Human runners have long been thought to have the ability to consume a near constant amount of energy per distance traveled regardless of speed, allowing speed to be adapted to particular task demands with minimal energetic consequence. However, recent and more precise laboratory measures indicate that humans may in fact have an energy-optimal running speed. Here we characterize runners’ speeds in a free-living environment and determine if preferred speed is consistent with task or energy dependent objectives.
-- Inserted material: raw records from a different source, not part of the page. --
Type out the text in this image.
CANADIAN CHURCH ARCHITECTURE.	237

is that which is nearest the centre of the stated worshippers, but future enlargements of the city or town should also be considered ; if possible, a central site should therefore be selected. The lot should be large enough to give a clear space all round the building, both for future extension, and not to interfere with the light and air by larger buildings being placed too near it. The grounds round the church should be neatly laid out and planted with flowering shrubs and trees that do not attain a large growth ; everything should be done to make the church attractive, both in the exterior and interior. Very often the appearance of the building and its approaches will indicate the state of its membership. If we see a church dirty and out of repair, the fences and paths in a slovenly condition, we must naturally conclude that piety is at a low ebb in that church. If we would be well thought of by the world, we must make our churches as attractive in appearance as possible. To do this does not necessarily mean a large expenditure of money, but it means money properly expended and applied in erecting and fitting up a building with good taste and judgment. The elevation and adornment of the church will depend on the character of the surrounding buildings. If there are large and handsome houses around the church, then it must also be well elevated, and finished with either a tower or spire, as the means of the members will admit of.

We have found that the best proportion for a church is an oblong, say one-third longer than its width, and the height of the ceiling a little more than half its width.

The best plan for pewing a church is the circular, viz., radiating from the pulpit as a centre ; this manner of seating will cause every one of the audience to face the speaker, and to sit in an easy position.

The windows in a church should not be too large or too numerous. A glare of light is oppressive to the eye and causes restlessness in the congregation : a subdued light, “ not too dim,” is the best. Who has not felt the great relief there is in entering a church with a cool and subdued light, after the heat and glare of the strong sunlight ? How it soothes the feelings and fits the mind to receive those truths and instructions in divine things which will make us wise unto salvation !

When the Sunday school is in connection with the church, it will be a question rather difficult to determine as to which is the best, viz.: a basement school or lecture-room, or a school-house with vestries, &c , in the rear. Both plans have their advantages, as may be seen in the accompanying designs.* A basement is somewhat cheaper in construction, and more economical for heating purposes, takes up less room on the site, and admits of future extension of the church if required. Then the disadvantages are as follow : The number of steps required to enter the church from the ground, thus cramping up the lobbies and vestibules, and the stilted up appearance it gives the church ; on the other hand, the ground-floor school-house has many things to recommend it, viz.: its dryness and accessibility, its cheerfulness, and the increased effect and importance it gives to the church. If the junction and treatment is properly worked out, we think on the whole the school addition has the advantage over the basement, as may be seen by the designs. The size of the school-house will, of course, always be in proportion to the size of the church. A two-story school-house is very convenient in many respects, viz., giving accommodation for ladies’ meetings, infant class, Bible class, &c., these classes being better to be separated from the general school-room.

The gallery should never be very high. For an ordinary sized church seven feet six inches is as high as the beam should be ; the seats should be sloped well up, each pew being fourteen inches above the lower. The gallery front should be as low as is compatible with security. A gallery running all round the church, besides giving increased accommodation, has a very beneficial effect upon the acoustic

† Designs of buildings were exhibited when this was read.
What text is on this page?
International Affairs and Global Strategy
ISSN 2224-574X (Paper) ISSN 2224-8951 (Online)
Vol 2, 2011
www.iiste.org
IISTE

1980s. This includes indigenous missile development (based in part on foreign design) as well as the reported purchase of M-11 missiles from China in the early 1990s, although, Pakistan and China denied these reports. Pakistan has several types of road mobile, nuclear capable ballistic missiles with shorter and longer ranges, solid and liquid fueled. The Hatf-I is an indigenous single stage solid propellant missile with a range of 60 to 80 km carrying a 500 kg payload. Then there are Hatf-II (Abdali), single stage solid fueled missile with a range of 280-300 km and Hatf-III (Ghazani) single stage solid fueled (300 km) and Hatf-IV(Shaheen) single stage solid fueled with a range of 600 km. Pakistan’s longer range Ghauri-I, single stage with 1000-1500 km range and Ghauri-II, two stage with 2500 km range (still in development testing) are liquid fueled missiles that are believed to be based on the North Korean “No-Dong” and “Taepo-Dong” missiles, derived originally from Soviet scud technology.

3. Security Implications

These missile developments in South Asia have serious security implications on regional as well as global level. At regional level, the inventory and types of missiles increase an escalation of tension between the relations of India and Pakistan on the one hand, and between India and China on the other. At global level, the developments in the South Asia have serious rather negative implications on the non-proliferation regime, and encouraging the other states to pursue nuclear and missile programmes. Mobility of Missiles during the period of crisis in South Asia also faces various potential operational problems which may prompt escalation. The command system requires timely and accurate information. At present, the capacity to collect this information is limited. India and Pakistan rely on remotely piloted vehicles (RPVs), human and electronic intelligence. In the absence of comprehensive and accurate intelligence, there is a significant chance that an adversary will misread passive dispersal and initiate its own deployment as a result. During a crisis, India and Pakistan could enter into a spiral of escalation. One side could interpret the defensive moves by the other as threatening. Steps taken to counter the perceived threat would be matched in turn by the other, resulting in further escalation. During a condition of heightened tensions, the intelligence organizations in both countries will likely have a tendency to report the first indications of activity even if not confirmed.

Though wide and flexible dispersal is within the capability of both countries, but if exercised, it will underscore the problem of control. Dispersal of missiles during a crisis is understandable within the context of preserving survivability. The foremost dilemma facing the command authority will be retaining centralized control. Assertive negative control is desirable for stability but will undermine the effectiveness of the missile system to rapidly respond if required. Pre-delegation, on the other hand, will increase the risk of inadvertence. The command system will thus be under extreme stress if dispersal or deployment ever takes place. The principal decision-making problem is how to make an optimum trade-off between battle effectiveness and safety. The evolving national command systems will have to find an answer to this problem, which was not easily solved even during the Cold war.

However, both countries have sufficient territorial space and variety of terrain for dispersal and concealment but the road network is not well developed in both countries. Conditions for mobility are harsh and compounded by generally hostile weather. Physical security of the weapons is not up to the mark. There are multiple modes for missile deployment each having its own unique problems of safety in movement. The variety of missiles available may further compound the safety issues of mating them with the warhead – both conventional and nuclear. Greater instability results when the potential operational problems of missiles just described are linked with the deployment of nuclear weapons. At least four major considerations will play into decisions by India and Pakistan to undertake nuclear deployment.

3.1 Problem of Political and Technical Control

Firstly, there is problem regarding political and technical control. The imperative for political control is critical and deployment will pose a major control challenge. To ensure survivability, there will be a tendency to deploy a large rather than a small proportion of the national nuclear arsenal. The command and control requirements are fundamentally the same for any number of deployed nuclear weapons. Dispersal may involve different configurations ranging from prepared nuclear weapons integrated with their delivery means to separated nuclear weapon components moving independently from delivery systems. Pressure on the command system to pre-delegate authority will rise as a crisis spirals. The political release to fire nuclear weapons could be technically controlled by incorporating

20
We analyzed data from anonymized runners using the Lumo Run wearable device (Lumo Bodytech Inc.), in combination with pooled laboratory data of running energetics [1,2,3], to answer two questions. First, do runners adapt their preferred speed for different distance tasks? If minimizing cost of transport is not a dominant objective, and runners instead tailor their preferred speed to the task (for example minimizing time across run distance), we might expect faster paces for shorter distances and slower paces for longer distances. Second, are runners’ preferred speeds energy optimal? If minimizing cost of transport is a dominant objective, we expect preferred running speeds to be unaffected by the task (run distance) and also consistent with speeds that minimize cost of transport.

We found that individual runners preferred a particular speed that did not change across commonly run distances. We compared data from lab experiments that measured participants’ energy-optimal running speeds to the free-living preferred speeds of age- and gender-matched runners in our dataset and found the speeds to be indistinguishable. Human runners prefer a particular running speed that is independent of task distance, and consistent with the objective of minimizing energy expenditure.

[1] Steudel-Numbers KL, Wall-Scheffler CM. Optimal running speed and the evolution of hominin hunting strategies. Journal of Human Evolution 2009;56:355–60.
doi:10.1016/j.jhevol.2008.11.002.

[2] Rathkey JK, Wall-Scheffler CM. People choose to run at their optimal speed. Am J Phys Anthropol 2017:1–9.
doi:10.1002/ajpa.23187.

[3] Willcockson MA, Wall-Scheffler CM. Reconsidering the effects of respiratory constraints on the optimal running speed. Med Sci Sports Exerc 2012;44:1344–50. doi:10.1249/MSS.0b013e318248d907.